Reviews

Review: The Great Wave (National Theatre)

Indhu Rubasingham directs Francis Turnly’s new play

If Francis Turnly had made up the events that feature in his new play The Great Wave you would be forgiven for calling them far-fetched. The fact that they are based on the truth gives added heft to a heart-felt and engrossing story.

Turnly, who describes himself as a Japanese Ulsterman, sets up the tale like a thriller, but it is not giving away too much to say that it begins when 17 year-old Hanako goes missing from a beach at night. The authorities in the Japanese coastal town where she lives think she may have been swept away by a great wave, or perhaps murdered by her friend Tetsuo. But her mother, Etsuko and sister Reiko refuse to believe she is dead; it turns out they are right. The next time that we see Hanako she is in North Korea. The whys and wherefores are slowly revealed.

As the years pass, from 1979 to 2002, Turnly shows how the dislocation caused by the event sends its own shock waves through the lives of those affected, breaking and warping the lives of Hanako’s family. The complex realities of the North Korean regime, where the beloved leader is both father and mother, are revealed in their full Kafka-esque horror, but the people we meet are not traduced. They have their own sorrows and their country has been formed by similar political forces to those that shape Japan’s reaction to the disappearance.
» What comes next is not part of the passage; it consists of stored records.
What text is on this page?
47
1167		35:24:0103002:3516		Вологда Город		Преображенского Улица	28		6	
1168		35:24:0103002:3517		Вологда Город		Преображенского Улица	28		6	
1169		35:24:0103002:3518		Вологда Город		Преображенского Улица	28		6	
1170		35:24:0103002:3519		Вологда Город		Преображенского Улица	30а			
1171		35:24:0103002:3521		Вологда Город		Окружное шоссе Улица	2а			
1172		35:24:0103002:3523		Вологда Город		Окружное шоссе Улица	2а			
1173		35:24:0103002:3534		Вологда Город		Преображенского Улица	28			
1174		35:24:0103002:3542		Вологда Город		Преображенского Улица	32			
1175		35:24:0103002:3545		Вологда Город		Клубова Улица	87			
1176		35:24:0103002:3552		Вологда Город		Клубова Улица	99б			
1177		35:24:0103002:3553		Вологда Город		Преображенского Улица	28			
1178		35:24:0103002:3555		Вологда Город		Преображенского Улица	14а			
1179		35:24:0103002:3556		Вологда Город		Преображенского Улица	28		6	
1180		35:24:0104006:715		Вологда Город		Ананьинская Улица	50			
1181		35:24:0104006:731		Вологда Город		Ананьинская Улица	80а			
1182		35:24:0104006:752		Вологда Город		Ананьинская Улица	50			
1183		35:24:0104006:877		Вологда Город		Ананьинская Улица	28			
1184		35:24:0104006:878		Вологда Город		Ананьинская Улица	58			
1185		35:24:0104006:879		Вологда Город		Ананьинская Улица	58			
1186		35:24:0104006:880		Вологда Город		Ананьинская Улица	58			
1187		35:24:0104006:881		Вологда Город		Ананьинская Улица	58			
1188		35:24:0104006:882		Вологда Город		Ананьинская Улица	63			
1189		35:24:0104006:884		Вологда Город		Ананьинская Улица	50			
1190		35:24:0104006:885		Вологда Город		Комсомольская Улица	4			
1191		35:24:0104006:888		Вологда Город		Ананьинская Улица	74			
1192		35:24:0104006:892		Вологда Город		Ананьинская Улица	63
The play may be relating past events but its relevance to today could not be clearer. "Where North Korea is concerned," says the slimy Japanese politician (played by David Yip, who also has a turn as a bullying detective) "we have to tread very carefully."

If the unfolding of the tale can sometimes seem a tiny bit didactic, the production has a wonderful fluidity. Complemented by Alexander Caplen’s sound design of rushing waves and echoing air, Tom Piper’s set is a rotating cube, with the paper walls of a Japanese house and the bare spaces of a North Korean home providing a blank screen for moving projections of water, of trees, of mountains.

It has a stark effectiveness that is mirrored by Indhu Rubasingham‘s direction. She brilliantly uses simple devices to create profound effects. The scene, for example, where a Korean describes his betrayal of his parents in a labour camp is staged with devastating directness, his slumped body, perfectly still as he speaks, framed by the dying light. At another moment, mother and daughter sit alongside each other, in matched poses, separated by years and miles but bound together by love.

As Hanako, Kirsty Rider has often to remain impassive, hiding her true feelings. Her skill is in always managing to reveal exactly what she is thinking. As her mother and sister Rosalind Chao and Kae Alexander are wonderfully, emotionally alert; you can feel their determination and their sadness. I also liked Leo Wan as their journalist friend, forever eager and often anxious.

Turnly’s achievement, in bringing this dark story to the stage, is to make it speak of many things. For all its pared-back dialogue, he makes it resonate loudly. The events it depicts are overwhelming, but his characters find ways to hope, to be brave and to carry on. It is a fresh and powerful piece of theatre.

The Great Wave runs in the Dorfman at the National Theatre until 14 April.